Britain's Queen Elizabeth shakes hands with Northern Ireland deputy first minister Martin McGuinness, watched by first minister Peter Robinson (C) at the Lyric Theatre in Belfast June 27, 2012. — Photo Reuters

BELFAST: When former IRA commander Martin McGuinness shook the hand of Queen Elizabeth II on Wednesday, it will have been seen by many supporters of a united Ireland as a betrayal of everything he fought for.

But the historic act of extending a republican hand to the British monarch merely marks the latest stage in McGuinness' remarkable transformation from paramilitary to peaceful politician.

Now deputy first minister of Northern Ireland, McGuinness was a leading member of the Irish Republican Army during its bloody campaign against British rule of the province, in which 3,500 people died in three decades of sectarian violence.

To republicans, the queen is commander-in-chief of the army they saw as an occupying force.

McGuinness played a major role in establishing peace, negotiating the landmark Good Friday Agreement in 1998 and sharing power with Sinn Fein's one-time bitter foes, the Democratic Unionist Party (DUP), in Belfast.

The 62-year-old once described as a ruthless commander is now a statesman who rubs shoulders with prime ministers, presidents -- and monarchs.

He said ahead of the meeting that by shaking the queen's hand he would be “shaking the hands of hundreds of thousands of unionists”.

James Martin Pacelli McGuinness was born in 1950 in Londonderry, and became involved in the civil rights movement as a teenager.
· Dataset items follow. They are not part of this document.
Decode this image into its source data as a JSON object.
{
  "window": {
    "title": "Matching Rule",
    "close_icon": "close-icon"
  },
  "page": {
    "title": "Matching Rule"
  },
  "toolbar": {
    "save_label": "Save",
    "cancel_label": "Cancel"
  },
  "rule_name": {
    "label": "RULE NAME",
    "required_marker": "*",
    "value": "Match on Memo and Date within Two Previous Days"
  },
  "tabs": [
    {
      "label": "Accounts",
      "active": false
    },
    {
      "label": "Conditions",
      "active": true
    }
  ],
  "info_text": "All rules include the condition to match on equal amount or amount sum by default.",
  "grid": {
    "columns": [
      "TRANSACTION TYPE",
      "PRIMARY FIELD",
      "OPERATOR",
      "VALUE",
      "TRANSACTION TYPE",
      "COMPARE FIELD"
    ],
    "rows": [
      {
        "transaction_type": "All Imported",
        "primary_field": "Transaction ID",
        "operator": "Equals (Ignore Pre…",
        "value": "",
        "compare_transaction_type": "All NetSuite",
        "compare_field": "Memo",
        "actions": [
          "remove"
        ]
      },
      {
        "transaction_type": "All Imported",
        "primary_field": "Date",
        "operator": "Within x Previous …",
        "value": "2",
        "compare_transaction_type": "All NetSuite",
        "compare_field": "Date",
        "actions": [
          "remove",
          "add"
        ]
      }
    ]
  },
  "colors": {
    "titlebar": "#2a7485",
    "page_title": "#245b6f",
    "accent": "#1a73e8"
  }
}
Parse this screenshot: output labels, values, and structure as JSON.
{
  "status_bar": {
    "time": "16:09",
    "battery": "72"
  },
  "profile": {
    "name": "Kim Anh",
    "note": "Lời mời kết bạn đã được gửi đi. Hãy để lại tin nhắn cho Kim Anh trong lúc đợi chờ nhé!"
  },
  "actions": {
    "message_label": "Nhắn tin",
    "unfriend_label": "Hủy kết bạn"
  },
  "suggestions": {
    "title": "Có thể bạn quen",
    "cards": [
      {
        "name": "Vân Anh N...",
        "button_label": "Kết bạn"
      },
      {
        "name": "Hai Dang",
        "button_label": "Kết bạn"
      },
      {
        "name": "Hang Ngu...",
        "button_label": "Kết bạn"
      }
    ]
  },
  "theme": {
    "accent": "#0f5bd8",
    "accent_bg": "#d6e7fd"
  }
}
He joined socialists Sinn Fein, now the main Catholic republican party, in 1970.

He became a member of the IRA and had risen to its second-in-command in Derry by the time of “Bloody Sunday”, the notorious day on January 30, 1972, when 13 unarmed civil rights protesters were shot dead by British soldiers.

Although McGuinness escaped detention by the British in Northern Ireland, he was jailed in the Republic of Ireland in 1973 after being caught with 250 pounds (113 kilogrammes) of explosives and 5,000 rounds of ammunition in a car.

At his trial, where he received a six-month sentence, he proudly declared his membership of the IRA, saying: “We have fought against the killing of our people. I am a member of Oglaigh na hEireann (the IRA) and very, very proud of it.”

Years later, in May 2001, after McGuinness became a politician, he spoke of his membership of the IRA with a level of honesty that few of his Sinn Fein colleagues have matched and which has removed some of the toxicity from his past.

McGuinness moved into politics relatively early, becoming one of five Sinn Fein members elected to the short-lived Northern Ireland assembly in 1982.

He was involved in secret talks with British officials between 1990 and 1993, and after the IRA ceasefire of 1994, became Sinn Fein's chief negotiator in the painstaking talks that led to the Good Friday peace accords.

When a power-sharing government was established in 2007, McGuinness was appointed deputy first minister.

To the amazement of many, he managed to work closely with First Minister Ian Paisley, the firebrand Protestant preacher who led the staunchly pro-British DUP until 2008.